Forest Service budget woes lead to proposed land sales
The U.S. Forest Service has taken initial steps to sell two properties totaling about 70 acres of land adjacent to Crown Mountain Park and the Roaring Fork River in the mid-valley. The move comes as the agency works to reduce costs amid funding cuts.
Mark Duff frequently takes his high school classes to a small wetland area on the Roaring Fork River. They study water chemistry, ecology and nature writing. This spot, he said, is perfect to pair science and personal experience. Plus, it’s public land that is close to school and easy to access.
“You know, these little postage stamp-sized chunks of land that are close to where people live have a lot of value,” Duff said.
The U.S. Forest Service is poised to find out just how much value. The agency hopes to sell the 40-acre riverside property, along with a 30-acre lot in El Jebel at the old tree farm site. Both are labeled administrative parcels, and forest supervisor Scott Fitzwilliams said their sale would provide much-needed funding for the agency.
“We are absolutely struggling to survive financially,” Fitzwilliams said.

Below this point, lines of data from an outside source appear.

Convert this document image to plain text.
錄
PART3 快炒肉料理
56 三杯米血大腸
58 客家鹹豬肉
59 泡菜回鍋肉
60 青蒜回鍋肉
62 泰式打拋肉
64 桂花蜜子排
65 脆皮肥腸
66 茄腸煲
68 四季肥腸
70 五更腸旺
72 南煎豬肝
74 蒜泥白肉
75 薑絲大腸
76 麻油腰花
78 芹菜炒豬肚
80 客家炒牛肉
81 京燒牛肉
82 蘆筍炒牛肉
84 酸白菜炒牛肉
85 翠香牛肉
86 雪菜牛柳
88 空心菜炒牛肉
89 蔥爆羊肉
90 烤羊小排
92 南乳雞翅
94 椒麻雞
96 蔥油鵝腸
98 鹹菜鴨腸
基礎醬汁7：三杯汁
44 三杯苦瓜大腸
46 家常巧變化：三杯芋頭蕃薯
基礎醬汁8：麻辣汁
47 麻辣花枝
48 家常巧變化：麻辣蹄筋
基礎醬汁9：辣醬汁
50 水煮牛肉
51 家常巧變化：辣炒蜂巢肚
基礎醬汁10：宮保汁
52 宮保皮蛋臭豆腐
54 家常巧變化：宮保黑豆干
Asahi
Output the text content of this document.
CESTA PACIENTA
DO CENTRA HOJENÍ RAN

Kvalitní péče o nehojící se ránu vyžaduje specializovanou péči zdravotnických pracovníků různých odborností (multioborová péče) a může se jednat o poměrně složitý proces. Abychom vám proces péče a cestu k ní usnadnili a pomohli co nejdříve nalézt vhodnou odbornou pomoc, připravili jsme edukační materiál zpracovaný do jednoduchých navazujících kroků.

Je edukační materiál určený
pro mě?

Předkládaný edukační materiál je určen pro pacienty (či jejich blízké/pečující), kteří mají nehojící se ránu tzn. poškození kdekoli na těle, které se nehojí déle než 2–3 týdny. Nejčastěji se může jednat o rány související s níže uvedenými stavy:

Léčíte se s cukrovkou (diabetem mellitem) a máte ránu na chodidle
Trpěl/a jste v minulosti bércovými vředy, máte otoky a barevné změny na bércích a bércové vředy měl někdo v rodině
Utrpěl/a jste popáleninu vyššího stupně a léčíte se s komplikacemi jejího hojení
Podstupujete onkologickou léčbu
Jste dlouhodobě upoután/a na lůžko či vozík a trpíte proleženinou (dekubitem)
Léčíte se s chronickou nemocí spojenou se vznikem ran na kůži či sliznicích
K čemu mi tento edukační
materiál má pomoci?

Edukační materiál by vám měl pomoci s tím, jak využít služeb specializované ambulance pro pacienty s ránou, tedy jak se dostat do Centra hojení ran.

Congress has cut the U.S. Forest Service budget by about 58 percent in the past decade, and according to Fitzwilliams, there are virtually no funds available for capital improvements, like the needed repairs to the bunkhouse in Aspen and the district office in Carbondale.
In this financial desert, Fitzwilliam said, the agency can’t take care of properties like the one in El Jebel that has several dated homes on it that are used for Forest Service employee housing.
“We have 2.5 million acres to steward and maintain,” Fitzwilliams said. “Being a landlord and a property manager for multiple single family homes is a burden we can no longer afford.”
Selling off administrative lands like this is part of a larger strategy to simplify the Forest Service budget as it shrinks. The goal is to reduce maintenance overall, to oversee fewer facilities so that the little money the agency does have might go a bit further.
But the riverside property that the Forest Service is considering selling takes some unique consideration. All of those characteristics that make it an ideal spot for learning about both science and what nature does for the human soul should matter, said teacher Mark Duff.
“The intrinsic values of these chunks of land are greater than the extrinsic value, with the all-mighty dollar and all that,” he said.
Fitzwilliams agreed that the riparian area does warrant special attention.
“The ecological resources will be protected,” Fitzwilliams said. “And it’ll remain open to the public. Those two things will happen or we won’t sell it.”
Fitzgerald said those protections will be written into the contract and could take several forms, including a conservation easement or management by a local open space program.
The Forest Service is accepting public comment about the proposed sale until Jan. 20.